Neural Learning of Fast Matrix Multiplication Algorithms: A StrassenNet Approach
This work addresses the challenge of automating the search for efficient matrix multiplication algorithms, which is incremental as it builds on existing tensor decomposition methods using neural networks.
The paper tackled the problem of discovering fast matrix multiplication algorithms by designing a neural network, StrassenNet, which successfully recovered Strassen's optimal algorithm for 2x2 matrices and suggested that 23 might be the smallest effective rank for 3x3 matrices, with models achieving significantly lower validation error at rank 23 compared to lower ranks.

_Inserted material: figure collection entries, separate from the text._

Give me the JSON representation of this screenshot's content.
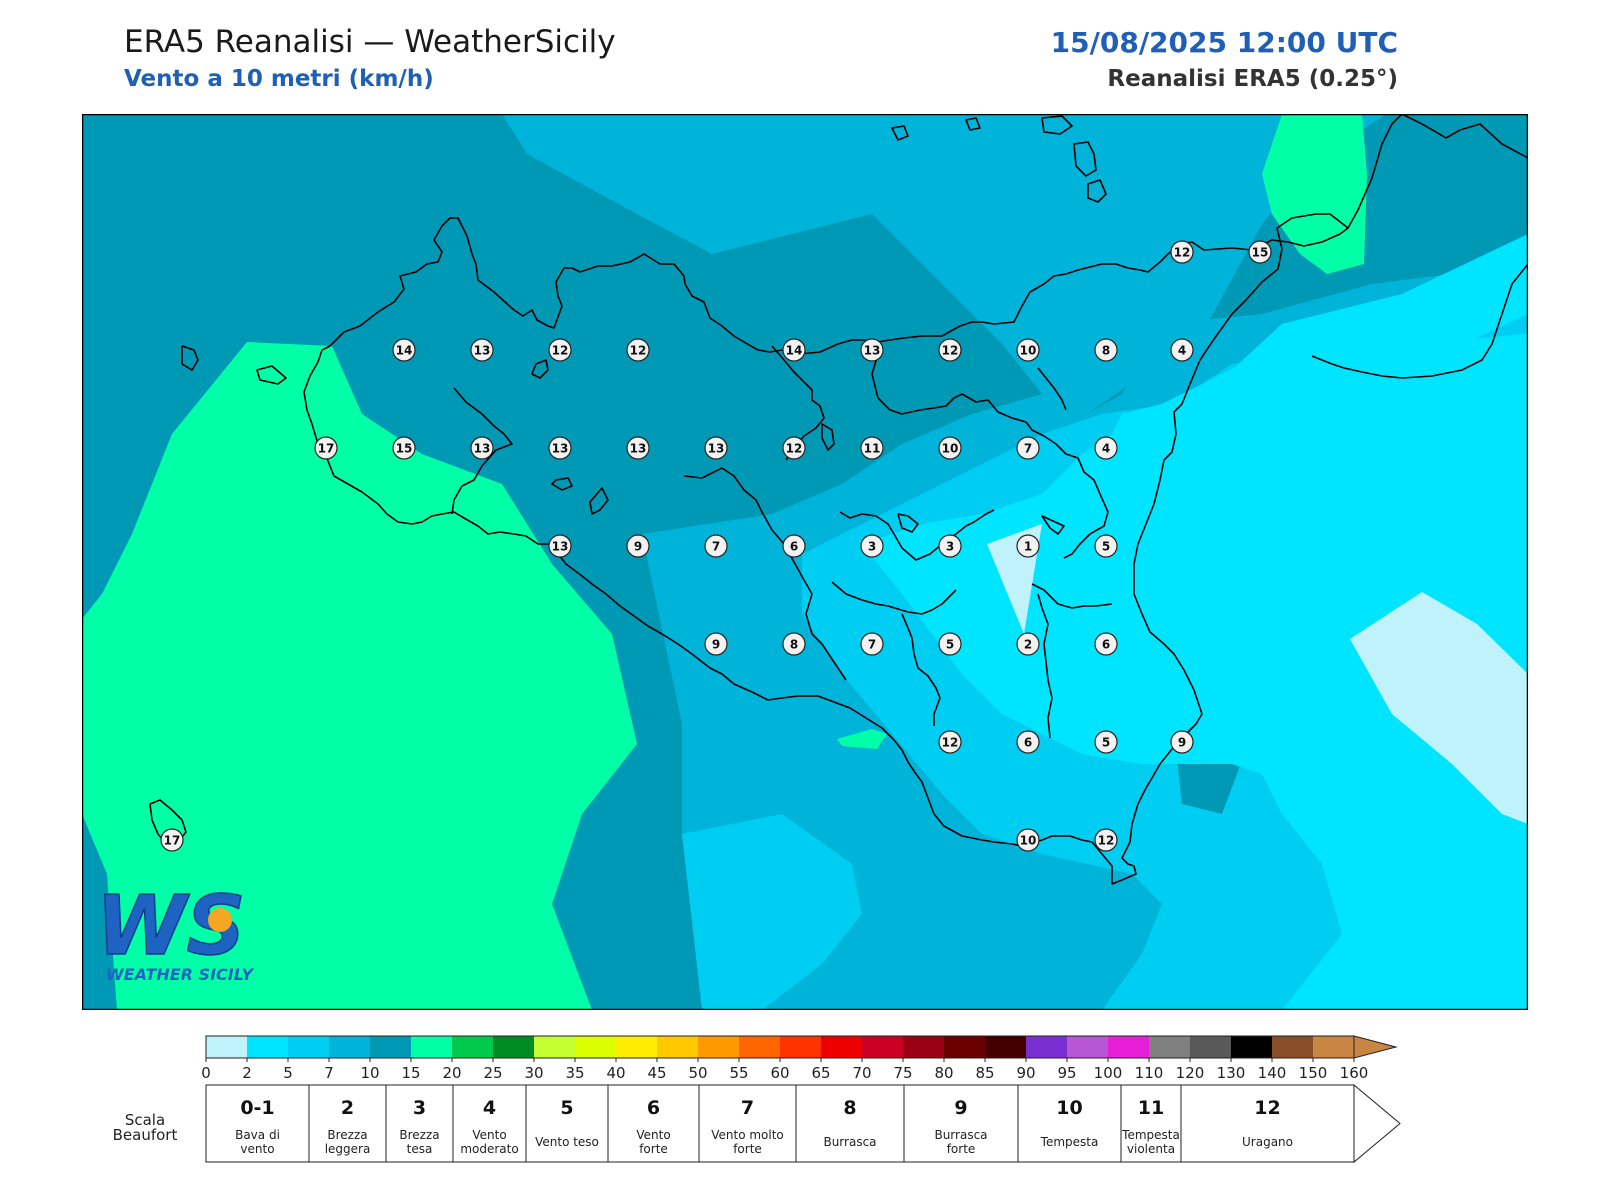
{
  "header": {
    "title": "ERA5 Reanalisi — WeatherSicily",
    "subtitle": "Vento a 10 metri (km/h)",
    "datetime": "15/08/2025 12:00 UTC",
    "source": "Reanalisi ERA5 (0.25°)"
  },
  "logo": {
    "text": "WEATHER SICILY",
    "monogram": "WS"
  },
  "colors": {
    "band_0_2": "#bff2fb",
    "band_2_5": "#00e5ff",
    "band_5_7": "#00cdf2",
    "band_7_10": "#00b3d9",
    "band_10_15": "#0099b5",
    "band_15_20": "#00ffa6",
    "coast": "#000000"
  },
  "colorbar": {
    "ticks": [
      "0",
      "2",
      "5",
      "7",
      "10",
      "15",
      "20",
      "25",
      "30",
      "35",
      "40",
      "45",
      "50",
      "55",
      "60",
      "65",
      "70",
      "75",
      "80",
      "85",
      "90",
      "95",
      "100",
      "110",
      "120",
      "130",
      "140",
      "150",
      "160"
    ],
    "colors": [
      "#bff2fb",
      "#00e5ff",
      "#00cdf2",
      "#00b3d9",
      "#0099b5",
      "#00ffa6",
      "#00c94b",
      "#008a26",
      "#c4ff33",
      "#dcff00",
      "#ffec00",
      "#ffc800",
      "#ff9900",
      "#ff6600",
      "#ff3300",
      "#ee0000",
      "#cc0022",
      "#990011",
      "#6b0000",
      "#440000",
      "#7b2ed2",
      "#b857d6",
      "#e61fd9",
      "#808080",
      "#595959",
      "#000000",
      "#8a4e2b",
      "#c98544"
    ]
  },
  "beaufort": {
    "label_line1": "Scala",
    "label_line2": "Beaufort",
    "classes": [
      {
        "force": "0-1",
        "desc": [
          "Bava di",
          "vento"
        ]
      },
      {
        "force": "2",
        "desc": [
          "Brezza",
          "leggera"
        ]
      },
      {
        "force": "3",
        "desc": [
          "Brezza",
          "tesa"
        ]
      },
      {
        "force": "4",
        "desc": [
          "Vento",
          "moderato"
        ]
      },
      {
        "force": "5",
        "desc": [
          "Vento teso"
        ]
      },
      {
        "force": "6",
        "desc": [
          "Vento",
          "forte"
        ]
      },
      {
        "force": "7",
        "desc": [
          "Vento molto",
          "forte"
        ]
      },
      {
        "force": "8",
        "desc": [
          "Burrasca"
        ]
      },
      {
        "force": "9",
        "desc": [
          "Burrasca",
          "forte"
        ]
      },
      {
        "force": "10",
        "desc": [
          "Tempesta"
        ]
      },
      {
        "force": "11",
        "desc": [
          "Tempesta",
          "violenta"
        ]
      },
      {
        "force": "12",
        "desc": [
          "Uragano"
        ]
      }
    ]
  },
  "stations": [
    {
      "v": "12"
    },
    {
      "v": "15"
    },
    {
      "v": "14"
    },
    {
      "v": "13"
    },
    {
      "v": "12"
    },
    {
      "v": "12"
    },
    {
      "v": "14"
    },
    {
      "v": "13"
    },
    {
      "v": "12"
    },
    {
      "v": "10"
    },
    {
      "v": "8"
    },
    {
      "v": "4"
    },
    {
      "v": "17"
    },
    {
      "v": "15"
    },
    {
      "v": "13"
    },
    {
      "v": "13"
    },
    {
      "v": "13"
    },
    {
      "v": "13"
    },
    {
      "v": "12"
    },
    {
      "v": "11"
    },
    {
      "v": "10"
    },
    {
      "v": "7"
    },
    {
      "v": "4"
    },
    {
      "v": "13"
    },
    {
      "v": "9"
    },
    {
      "v": "7"
    },
    {
      "v": "6"
    },
    {
      "v": "3"
    },
    {
      "v": "3"
    },
    {
      "v": "1"
    },
    {
      "v": "5"
    },
    {
      "v": "9"
    },
    {
      "v": "8"
    },
    {
      "v": "7"
    },
    {
      "v": "5"
    },
    {
      "v": "2"
    },
    {
      "v": "6"
    },
    {
      "v": "12"
    },
    {
      "v": "6"
    },
    {
      "v": "5"
    },
    {
      "v": "9"
    },
    {
      "v": "10"
    },
    {
      "v": "12"
    },
    {
      "v": "17"
    }
  ]
}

Fast matrix multiplication can be described as searching for low-rank decompositions of the matrix--multiplication tensor. We design a neural architecture, \textsc{StrassenNet}, which reproduces the Strassen algorithm for $2\times 2$ multiplication. Across many independent runs the network always converges to a rank-$7$ tensor, thus numerically recovering Strassen's optimal algorithm. We then train the same architecture on $3\times 3$ multiplication with rank $r\in\{19,\dots,23\}$. Our experiments reveal a clear numerical threshold: models with $r=23$ attain significantly lower validation error than those with $r\le 22$, suggesting that $r=23$ could actually be the smallest effective rank of the matrix multiplication tensor $3\times 3$. We also sketch an extension of the method to border-rank decompositions via an $\varepsilon$--parametrisation and report preliminary results consistent with the known bounds for the border rank of the $3\times 3$ matrix--multiplication tensor.